Ultimately, TSA wants to procure about 2,500 checkpoint CT systems, Pekoske said. That number is about 100 more than what he has previously said. There are currently about 2,400 aviation security screening lanes overall at U.S. airports. TSA currently uses Advanced Technology X-ray systems to screen carry-on bags, with Smiths Detection supplying most of them and the rest provided by the Rapiscan Systems division of OSI Systems [OSIS].
Pekoske also told reporters in March that it would take about eight years for TSA to fulfill its requirement of checkpoint CT systems. Katko said on Tuesday that that’s “unacceptable,” adding the scanners are needed “now.”
Pekoske said he believes the program “is off to a great start,” adding, “I share your concern that we want to put this capability out as quickly as we can.” TSA is working on a deployment plan for the CT systems, he said, and is looking at “probably stepping it up another level” after FY ’20 to buy more systems faster “and get that done quicker as you mentioned.”
Pekoske also told Watson Coleman that he “shares the concern that we also include small businesses” and the innovation they bring to TSA through acquisitions.
Future contracts for the checkpoint CT systems will cover “multiple years,” he said, and TSA will consider a small business set aside for the program going forward as it will consider “all of our contract options because we want to get the capability out as quickly as we can but we also want that innovation.”
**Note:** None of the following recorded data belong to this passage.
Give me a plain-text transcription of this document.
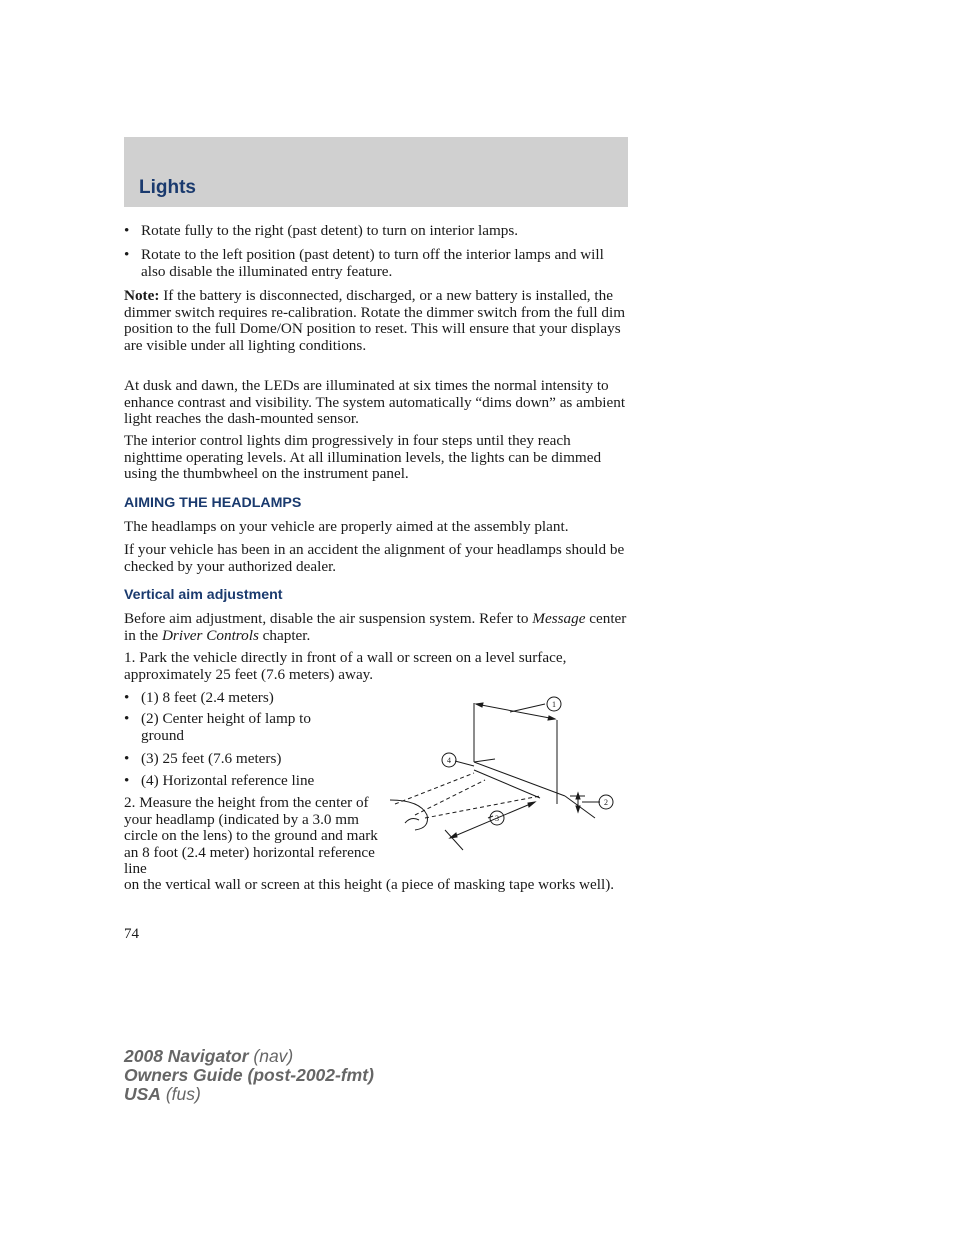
Lights
• Rotate fully to the right (past detent) to turn on interior lamps.
• Rotate to the left position (past detent) to turn off the interior lamps and will also disable the illuminated entry feature.

Note: If the battery is disconnected, discharged, or a new battery is installed, the dimmer switch requires re-calibration. Rotate the dimmer switch from the full dim position to the full Dome/ON position to reset. This will ensure that your displays are visible under all lighting conditions.

At dusk and dawn, the LEDs are illuminated at six times the normal intensity to enhance contrast and visibility. The system automatically “dims down” as ambient light reaches the dash-mounted sensor.

The interior control lights dim progressively in four steps until they reach nighttime operating levels. At all illumination levels, the lights can be dimmed using the thumbwheel on the instrument panel.

AIMING THE HEADLAMPS

The headlamps on your vehicle are properly aimed at the assembly plant.

If your vehicle has been in an accident the alignment of your headlamps should be checked by your authorized dealer.

Vertical aim adjustment

Before aim adjustment, disable the air suspension system. Refer to Message center in the Driver Controls chapter.

1. Park the vehicle directly in front of a wall or screen on a level surface, approximately 25 feet (7.6 meters) away.

• (1) 8 feet (2.4 meters)
• (2) Center height of lamp to ground
• (3) 25 feet (7.6 meters)
• (4) Horizontal reference line

2. Measure the height from the center of your headlamp (indicated by a 3.0 mm circle on the lens) to the ground and mark an 8 foot (2.4 meter) horizontal reference line

on the vertical wall or screen at this height (a piece of masking tape works well).

1
2
3
4
74
2008 Navigator (nav)
Owners Guide (post-2002-fmt)
USA (fus)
The first 300 systems TSA is buying from Smiths are only required to meet the current detection standard. In the next round of competition, TSA is seeking a higher level of threat detection, called Accessible Property Screening Standard Level 0. Future plans call for even greater detection.
The CT technology is currently used by TSA to automatically screen checked bags for explosives. For the checkpoint deployments, the CT systems will still require operator decisions to pass a bag but because the technology provides a three-dimensional image of a bag’s contents that can be virtually rotated on the display screen, travelers won’t have to divest their laptops and personal electronic devices.
Eventually, TSA hopes that the technology will allow travelers to leave their liquids inside their bags.